Let’s solve each problem using the
Remainder Theorem.
The Remainder Theorem says:
> If you divide a polynomial \( f(x) \) by \( (x - a) \), the remainder is just \( f(a) \).
So for each problem, we’ll plug in the value of \( x \) that makes the divisor zero. For example:
- If dividing by \( (x + 2) \), set \( x = -2 \)

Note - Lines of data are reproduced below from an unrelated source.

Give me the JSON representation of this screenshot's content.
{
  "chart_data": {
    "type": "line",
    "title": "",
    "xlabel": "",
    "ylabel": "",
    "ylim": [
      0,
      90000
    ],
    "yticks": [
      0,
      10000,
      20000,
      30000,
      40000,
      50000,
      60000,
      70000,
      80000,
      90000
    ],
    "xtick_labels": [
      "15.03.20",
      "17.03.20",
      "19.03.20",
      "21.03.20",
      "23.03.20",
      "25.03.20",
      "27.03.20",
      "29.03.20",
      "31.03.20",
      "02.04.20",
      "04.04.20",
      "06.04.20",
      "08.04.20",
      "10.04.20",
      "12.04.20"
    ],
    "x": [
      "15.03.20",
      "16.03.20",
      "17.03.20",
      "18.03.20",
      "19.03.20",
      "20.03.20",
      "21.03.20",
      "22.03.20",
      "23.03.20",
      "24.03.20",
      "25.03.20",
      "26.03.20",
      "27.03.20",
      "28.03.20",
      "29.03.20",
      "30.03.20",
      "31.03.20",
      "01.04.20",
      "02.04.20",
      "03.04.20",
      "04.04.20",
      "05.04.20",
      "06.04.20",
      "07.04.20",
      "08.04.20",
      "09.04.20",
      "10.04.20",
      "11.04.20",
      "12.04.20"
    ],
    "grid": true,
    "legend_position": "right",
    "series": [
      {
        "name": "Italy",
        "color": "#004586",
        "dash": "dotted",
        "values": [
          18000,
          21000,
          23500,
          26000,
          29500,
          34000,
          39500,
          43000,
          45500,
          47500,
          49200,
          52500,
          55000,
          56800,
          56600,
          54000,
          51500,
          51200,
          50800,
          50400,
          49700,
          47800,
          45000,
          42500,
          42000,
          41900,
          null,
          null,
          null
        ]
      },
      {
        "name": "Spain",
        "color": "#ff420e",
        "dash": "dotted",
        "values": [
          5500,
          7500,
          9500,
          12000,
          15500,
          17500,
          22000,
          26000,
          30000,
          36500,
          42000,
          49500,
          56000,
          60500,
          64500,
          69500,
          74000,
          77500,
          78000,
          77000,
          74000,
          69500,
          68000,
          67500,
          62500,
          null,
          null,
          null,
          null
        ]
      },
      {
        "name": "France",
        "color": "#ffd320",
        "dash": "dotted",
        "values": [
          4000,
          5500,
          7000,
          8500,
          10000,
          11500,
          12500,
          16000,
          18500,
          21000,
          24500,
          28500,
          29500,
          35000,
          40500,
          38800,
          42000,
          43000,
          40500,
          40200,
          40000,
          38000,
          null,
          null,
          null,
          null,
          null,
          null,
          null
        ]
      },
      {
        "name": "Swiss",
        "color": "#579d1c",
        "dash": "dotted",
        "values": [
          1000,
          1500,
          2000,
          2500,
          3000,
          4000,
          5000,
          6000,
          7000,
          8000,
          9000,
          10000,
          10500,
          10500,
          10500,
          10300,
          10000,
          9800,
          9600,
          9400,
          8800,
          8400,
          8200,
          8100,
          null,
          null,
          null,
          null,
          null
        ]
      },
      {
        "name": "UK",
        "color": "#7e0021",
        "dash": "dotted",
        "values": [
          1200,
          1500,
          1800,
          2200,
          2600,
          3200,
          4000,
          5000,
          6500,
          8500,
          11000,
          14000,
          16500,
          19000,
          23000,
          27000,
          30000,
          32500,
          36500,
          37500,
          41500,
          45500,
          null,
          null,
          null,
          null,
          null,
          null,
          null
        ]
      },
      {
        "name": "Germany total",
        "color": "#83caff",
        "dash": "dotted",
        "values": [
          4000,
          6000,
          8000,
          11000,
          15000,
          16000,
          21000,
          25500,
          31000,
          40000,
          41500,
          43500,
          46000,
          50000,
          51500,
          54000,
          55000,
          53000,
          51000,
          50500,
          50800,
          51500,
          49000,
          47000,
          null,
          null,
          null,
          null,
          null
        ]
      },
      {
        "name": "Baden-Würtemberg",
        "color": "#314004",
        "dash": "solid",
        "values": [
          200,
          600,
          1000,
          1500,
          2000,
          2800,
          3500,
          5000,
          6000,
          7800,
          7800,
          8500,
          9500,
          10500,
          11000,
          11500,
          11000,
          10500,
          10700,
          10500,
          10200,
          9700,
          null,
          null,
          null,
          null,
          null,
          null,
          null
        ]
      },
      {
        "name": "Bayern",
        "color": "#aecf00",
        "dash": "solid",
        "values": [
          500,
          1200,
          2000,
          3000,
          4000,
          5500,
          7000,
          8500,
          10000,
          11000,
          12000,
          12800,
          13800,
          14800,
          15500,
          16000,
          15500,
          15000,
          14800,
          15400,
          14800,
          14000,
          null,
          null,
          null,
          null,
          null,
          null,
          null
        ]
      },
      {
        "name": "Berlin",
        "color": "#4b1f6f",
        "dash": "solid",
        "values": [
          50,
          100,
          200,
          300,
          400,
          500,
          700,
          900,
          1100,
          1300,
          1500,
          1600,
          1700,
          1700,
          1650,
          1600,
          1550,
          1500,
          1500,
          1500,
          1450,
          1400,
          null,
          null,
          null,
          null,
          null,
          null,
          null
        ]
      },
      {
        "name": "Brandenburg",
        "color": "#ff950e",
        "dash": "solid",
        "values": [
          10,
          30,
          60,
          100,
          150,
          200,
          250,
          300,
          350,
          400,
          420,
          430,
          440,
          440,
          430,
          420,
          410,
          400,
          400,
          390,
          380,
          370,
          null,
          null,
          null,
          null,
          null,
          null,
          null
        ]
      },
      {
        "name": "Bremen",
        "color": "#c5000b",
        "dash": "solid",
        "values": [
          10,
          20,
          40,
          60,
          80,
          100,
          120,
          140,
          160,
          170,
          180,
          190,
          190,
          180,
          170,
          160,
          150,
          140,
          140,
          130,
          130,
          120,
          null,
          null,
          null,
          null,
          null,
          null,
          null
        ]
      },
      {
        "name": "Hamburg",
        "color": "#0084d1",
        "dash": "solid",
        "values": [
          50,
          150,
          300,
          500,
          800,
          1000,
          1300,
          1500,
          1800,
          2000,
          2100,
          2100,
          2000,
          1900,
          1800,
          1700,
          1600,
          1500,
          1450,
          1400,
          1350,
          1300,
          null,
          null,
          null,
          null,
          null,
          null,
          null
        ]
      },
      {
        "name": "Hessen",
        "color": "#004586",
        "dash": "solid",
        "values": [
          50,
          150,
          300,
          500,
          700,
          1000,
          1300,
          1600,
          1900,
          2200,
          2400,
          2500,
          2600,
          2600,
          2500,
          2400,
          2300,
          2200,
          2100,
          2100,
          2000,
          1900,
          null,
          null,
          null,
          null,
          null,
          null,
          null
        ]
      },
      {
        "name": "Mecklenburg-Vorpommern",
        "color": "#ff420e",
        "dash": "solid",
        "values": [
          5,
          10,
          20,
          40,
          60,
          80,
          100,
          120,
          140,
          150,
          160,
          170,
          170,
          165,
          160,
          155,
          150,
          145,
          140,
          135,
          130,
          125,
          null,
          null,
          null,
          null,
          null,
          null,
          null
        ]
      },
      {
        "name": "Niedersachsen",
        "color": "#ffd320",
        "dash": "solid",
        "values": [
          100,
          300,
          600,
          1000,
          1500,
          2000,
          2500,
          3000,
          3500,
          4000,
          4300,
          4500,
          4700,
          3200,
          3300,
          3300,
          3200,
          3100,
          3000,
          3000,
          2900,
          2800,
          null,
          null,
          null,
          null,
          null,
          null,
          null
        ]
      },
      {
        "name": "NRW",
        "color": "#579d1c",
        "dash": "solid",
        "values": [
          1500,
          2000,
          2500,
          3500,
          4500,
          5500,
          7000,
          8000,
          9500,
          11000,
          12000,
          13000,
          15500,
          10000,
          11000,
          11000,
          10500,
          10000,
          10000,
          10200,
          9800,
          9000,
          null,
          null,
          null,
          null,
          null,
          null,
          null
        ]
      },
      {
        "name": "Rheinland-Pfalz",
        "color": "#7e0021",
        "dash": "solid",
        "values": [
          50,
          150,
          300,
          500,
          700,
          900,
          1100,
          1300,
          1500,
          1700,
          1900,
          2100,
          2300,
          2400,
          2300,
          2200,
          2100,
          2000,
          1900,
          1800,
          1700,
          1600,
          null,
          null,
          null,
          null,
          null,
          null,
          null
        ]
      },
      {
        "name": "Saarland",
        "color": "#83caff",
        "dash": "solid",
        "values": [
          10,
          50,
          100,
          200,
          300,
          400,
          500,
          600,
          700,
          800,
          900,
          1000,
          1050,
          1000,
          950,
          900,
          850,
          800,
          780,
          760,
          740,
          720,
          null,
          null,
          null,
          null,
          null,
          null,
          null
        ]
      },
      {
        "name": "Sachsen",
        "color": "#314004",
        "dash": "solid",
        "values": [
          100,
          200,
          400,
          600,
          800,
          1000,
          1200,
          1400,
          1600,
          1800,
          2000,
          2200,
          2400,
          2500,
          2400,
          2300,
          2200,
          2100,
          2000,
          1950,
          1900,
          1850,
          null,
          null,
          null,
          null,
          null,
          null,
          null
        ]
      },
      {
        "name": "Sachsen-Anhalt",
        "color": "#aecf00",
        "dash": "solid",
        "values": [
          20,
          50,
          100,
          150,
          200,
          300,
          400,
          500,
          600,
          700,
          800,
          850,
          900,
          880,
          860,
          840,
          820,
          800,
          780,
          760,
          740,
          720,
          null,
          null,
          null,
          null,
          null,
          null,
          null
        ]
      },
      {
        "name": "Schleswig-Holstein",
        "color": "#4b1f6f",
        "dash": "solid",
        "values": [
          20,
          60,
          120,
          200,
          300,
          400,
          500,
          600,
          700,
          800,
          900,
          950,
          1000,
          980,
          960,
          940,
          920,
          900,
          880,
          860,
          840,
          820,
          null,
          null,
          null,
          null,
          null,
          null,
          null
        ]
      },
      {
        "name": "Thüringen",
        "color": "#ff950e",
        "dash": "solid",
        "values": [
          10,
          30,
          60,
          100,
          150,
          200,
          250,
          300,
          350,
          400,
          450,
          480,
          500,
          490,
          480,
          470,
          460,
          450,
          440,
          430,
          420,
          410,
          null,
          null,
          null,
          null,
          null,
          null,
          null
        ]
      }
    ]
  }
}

- If dividing by \( (x - 3) \), set \( x = 3 \)
- And so on.
We’ll compute \( f(a) \) for each case — that’s our remainder.
---
Problem 1:
\( (4x^3 + 8x^2 - 3x - 6) ÷ (x + 2) \)
Set \( x = -2 \)
Compute:
\[
f(-2) = 4(-2)^3 + 8(-2)^2 - 3(-2) - 6
\]
\[
= 4(-8) + 8(4) + 6 - 6
\]
\[
= -32 + 32 + 6 - 6 = 0
\]
✔ Remainder =
0
---
Problem 2:
\( (x^3 - 4x^2 + x - 4) ÷ (x - 3) \)
Set \( x = 3 \)
Compute:
\[
f(3) = (3)^3 - 4(3)^2 + 3 - 4
\]
\[
= 27 - 4(9) + 3 - 4
\]
\[
= 27 - 36 + 3 - 4 = (27 + 3) - (36 + 4) = 30 - 40 = -10
\]
✔ Remainder =
-10
---
Problem 3:
\( (4x^3 - 20x^2 + 25x - 125) ÷ (x - 6) \)
Set \( x = 6 \)
Compute:
\[
f(6) = 4(6)^3 - 20(6)^2 + 25(6) - 125
\]
\[
= 4(216) - 20(36) + 150 - 125
\]
\[
= 864 - 720 + 150 - 125
\]
Step-by-step:
864 - 720 = 144
144 + 150 = 294
294 - 125 = 169
✔ Remainder =
169
---
Problem 4:
\( (x^3 - 3x^2 + 2x - 6) ÷ (x - 2) \)
Set \( x = 2 \)
Compute:
\[
f(2) = (2)^3 - 3(2)^2 + 2(2) - 6
\]
\[
= 8 - 3(4) + 4 - 6
\]
\[
= 8 - 12 + 4 - 6
\]
Step-by-step:
8 - 12 = -4
-4 + 4 = 0
0 - 6 = -6
✔ Remainder =
-6
---
Problem 5:
\( (4x^3 - 16x^2 + x - 4) ÷ (x - 5) \)
Set \( x = 5 \)
Compute:
\[
f(5) = 4(5)^3 - 16(5)^2 + 5 - 4
\]
\[
= 4(125) - 16(25) + 1
\]
\[
= 500 - 400 + 1 = 101
\]
✔ Remainder =
101
---
Final Answer:
0, -10, 169, -6, 101
Parent Tip: Review the logic above to help your child master the concept of remainder theorem worksheet.